Tuesday, May 12, 2009

ISO Sales Mojo

During challenging economic times the executive suite often becomes obsessed with any methodology, technique or best practice that may improve sales efficiency.

That fixation fuels lots of activity. Management consultants churn out how-to books at a pace that would put prodigious author Nora Roberts to shame. Sales coaches and trainers organize Webinars to peddle their services. And professional organizations – in an attempt to remain relevant to its membership – organize roundtable discussions and events.

I arrived yesterday at the Tower Club in Tysons Corner, Virginia searching for the magic that would stimulate Strategic Communications Group’s (Strategic) sales mojo. We’ve been fortunate to have signed on with a number of exceptional new clients this year. Yet, the number of new business opportunities coming down the path has cratered in the past six months like no time in our 15 year history. It’s a bit unnerving, to say the least.

A roundtable discussion hosted by the Association for Corporate Growth (ACG) National Capital Chapter brought together three speakers who I thought might provide an in-the-trenches view of sales success in today’s market. Their thoughts, advice and tips were right on target.
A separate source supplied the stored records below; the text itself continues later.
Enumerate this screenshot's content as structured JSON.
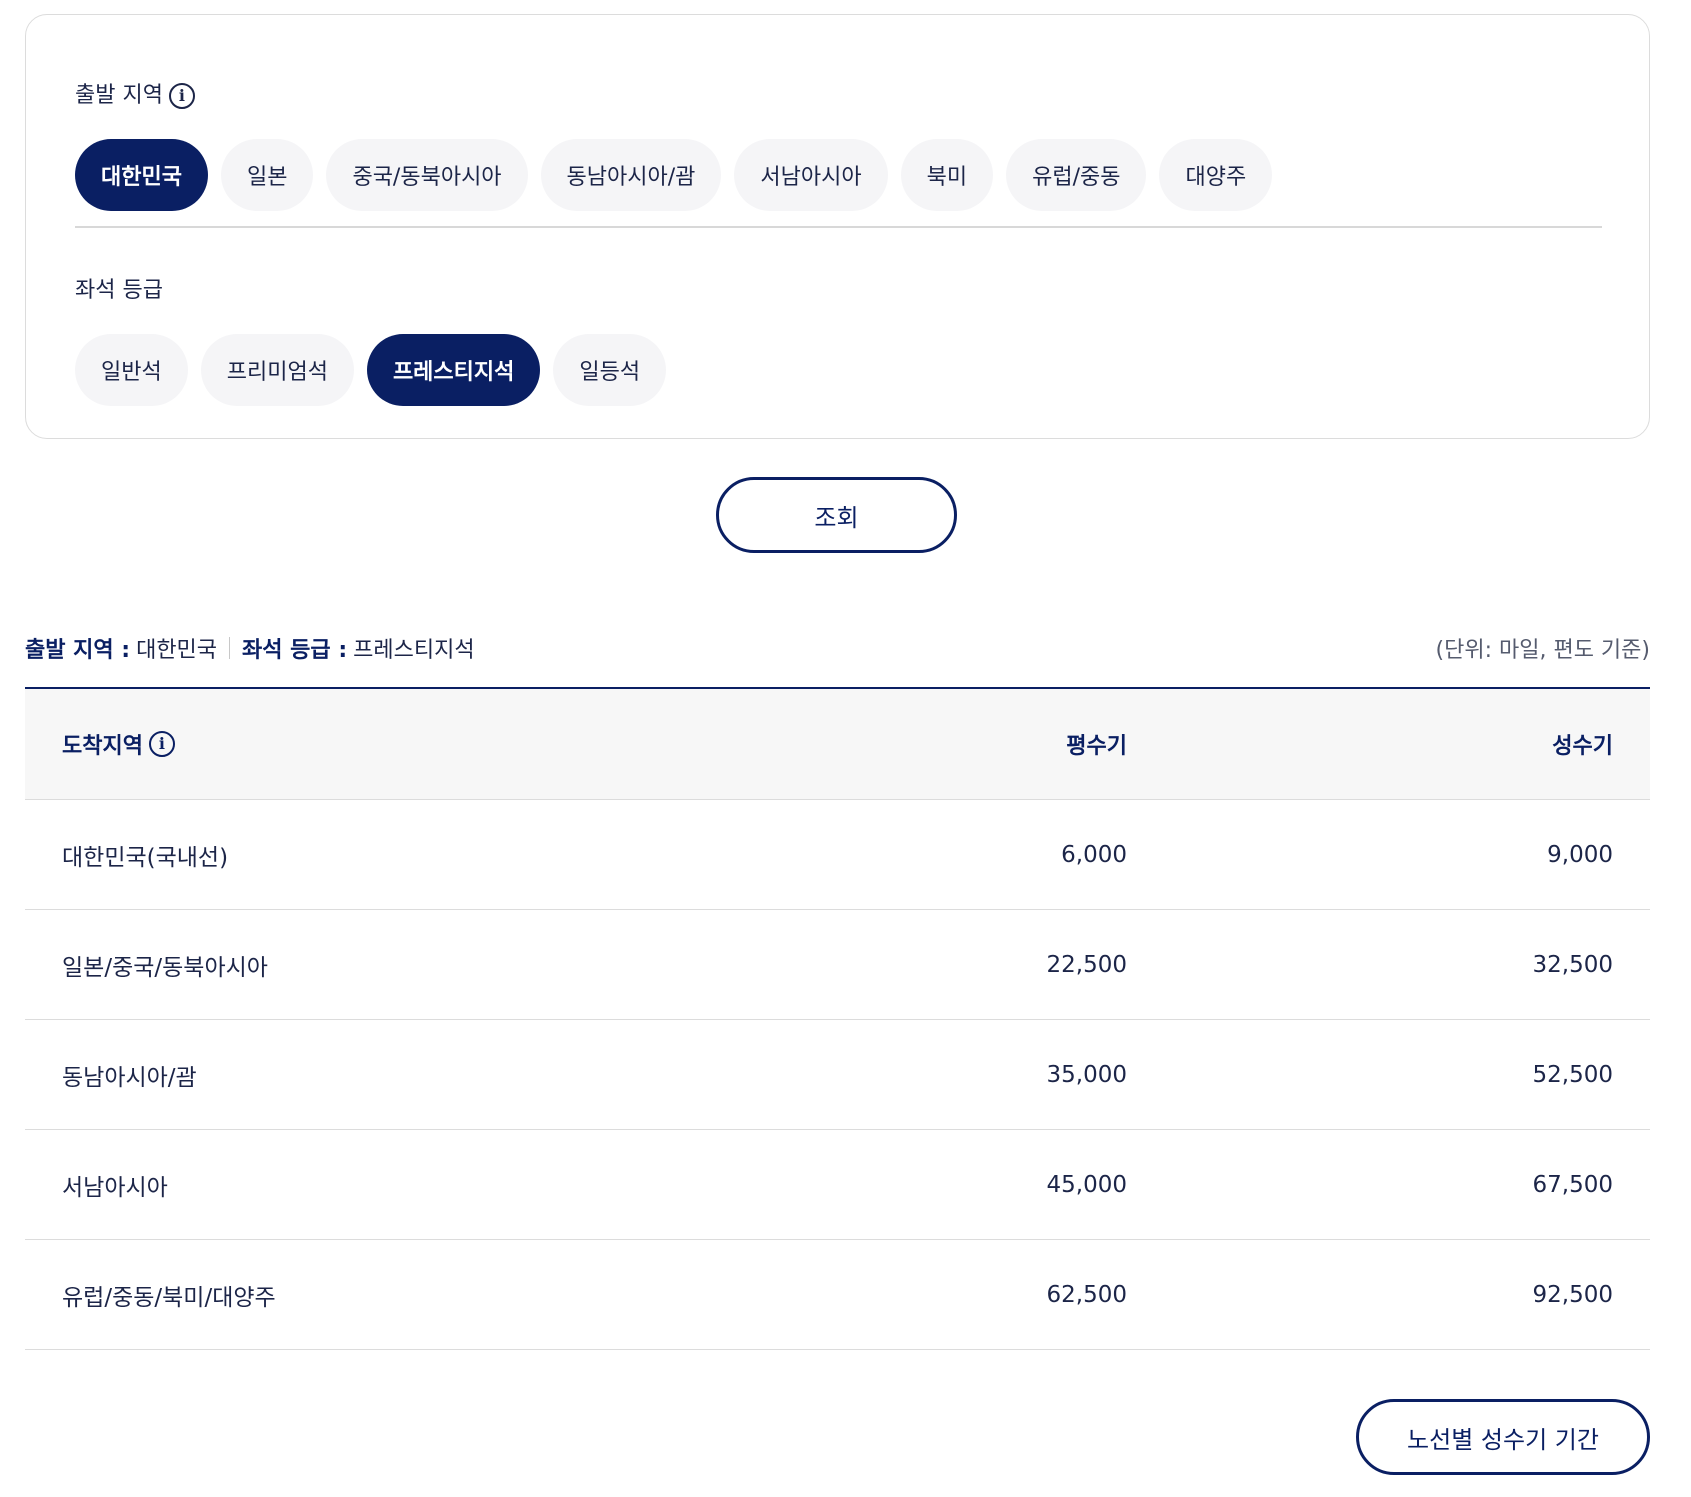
{
  "filters": {
    "departure_label": "출발 지역",
    "departure_options": [
      "대한민국",
      "일본",
      "중국/동북아시아",
      "동남아시아/괌",
      "서남아시아",
      "북미",
      "유럽/중동",
      "대양주"
    ],
    "departure_selected_index": 0,
    "class_label": "좌석 등급",
    "class_options": [
      "일반석",
      "프리미엄석",
      "프레스티지석",
      "일등석"
    ],
    "class_selected_index": 2
  },
  "search_button": "조회",
  "summary": {
    "departure_key": "출발 지역 :",
    "departure_value": "대한민국",
    "class_key": "좌석 등급 :",
    "class_value": "프레스티지석",
    "unit_note": "(단위: 마일, 편도 기준)"
  },
  "table": {
    "headers": {
      "destination": "도착지역",
      "off_peak": "평수기",
      "peak": "성수기"
    },
    "rows": [
      {
        "destination": "대한민국(국내선)",
        "off_peak": "6,000",
        "peak": "9,000"
      },
      {
        "destination": "일본/중국/동북아시아",
        "off_peak": "22,500",
        "peak": "32,500"
      },
      {
        "destination": "동남아시아/괌",
        "off_peak": "35,000",
        "peak": "52,500"
      },
      {
        "destination": "서남아시아",
        "off_peak": "45,000",
        "peak": "67,500"
      },
      {
        "destination": "유럽/중동/북미/대양주",
        "off_peak": "62,500",
        "peak": "92,500"
      }
    ]
  },
  "peak_period_button": "노선별 성수기 기간",
  "colors": {
    "primary": "#0a1f63",
    "chip_bg": "#f5f5f7",
    "header_bg": "#f7f7f7",
    "border": "#dcdcdc"
  },
  "icons": {
    "info": "info-icon"
  }
}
Here’s a recap of the most relevant comments organized by speaker:

Cliff Sink

There is no magic formula when it comes to sales metrics. They will be unique to each company.

What most people think of marketing is actually marketing communications. The role of marketing leadership is to understand customers, the company’s value proposition and expectations of the sales cycle.

A famous line from every sales person is, “This deal can open up a new market for us.” Be careful not to enter a market of one.

Alba Aleman

Merely measuring tactical sales activities like number of calls or meetings proved ineffective. It created an inaccurate view of the health of the pipeline. Today, we measure each sales rep on outcomes, including quality opportunities, win ratios and sales quotas.

Sales don’t own profitability of a contract. That’s the role of operations management, supported by the executive team.

Jerry Marterella
Market Accel

There are two types of sales pipelines, healthy and unhealthy. And like accounts receivables, pipelines age.

Prospecting for new business is a fly wheel that is always turning. It’s an ongoing activity because timing when the customer has a need is an uncontrollable aspect.

Each company has to uncover its colossal distinction which it ten supports with credibility, coherency and clarity. These are the components of effective messaging.

Never hire a sales person just for their rolodex. They need to bring the business development skills. And, always remember, hire slow/manage easy – hire fast/manage hard.

1 comment:

David Geraghty said...

I believe "dialogue marketing" it is the new driver for sustainability. First and foremost it establishes clear understanding about how your business will contribute to the success of their business.

Does your solution improve efficiency, increase their resources, or bring unique expertise that enhance overall performance.

What results do you deliver and how does your client measure your contributions?

Once you establish a dialogue you gain a strategic advantage as well as an authentic partnership in profitability. Let's face it, if we exploit customers we will not last. If we fail to improve their bottom line we lack sustainability. And if we are revenue focused we can't claim to be client centered.

Win Win means if we put a buck in your pocket we earn a buck as well. That, I believe is the best transaction and affirmation for ACCOUNTABILITY.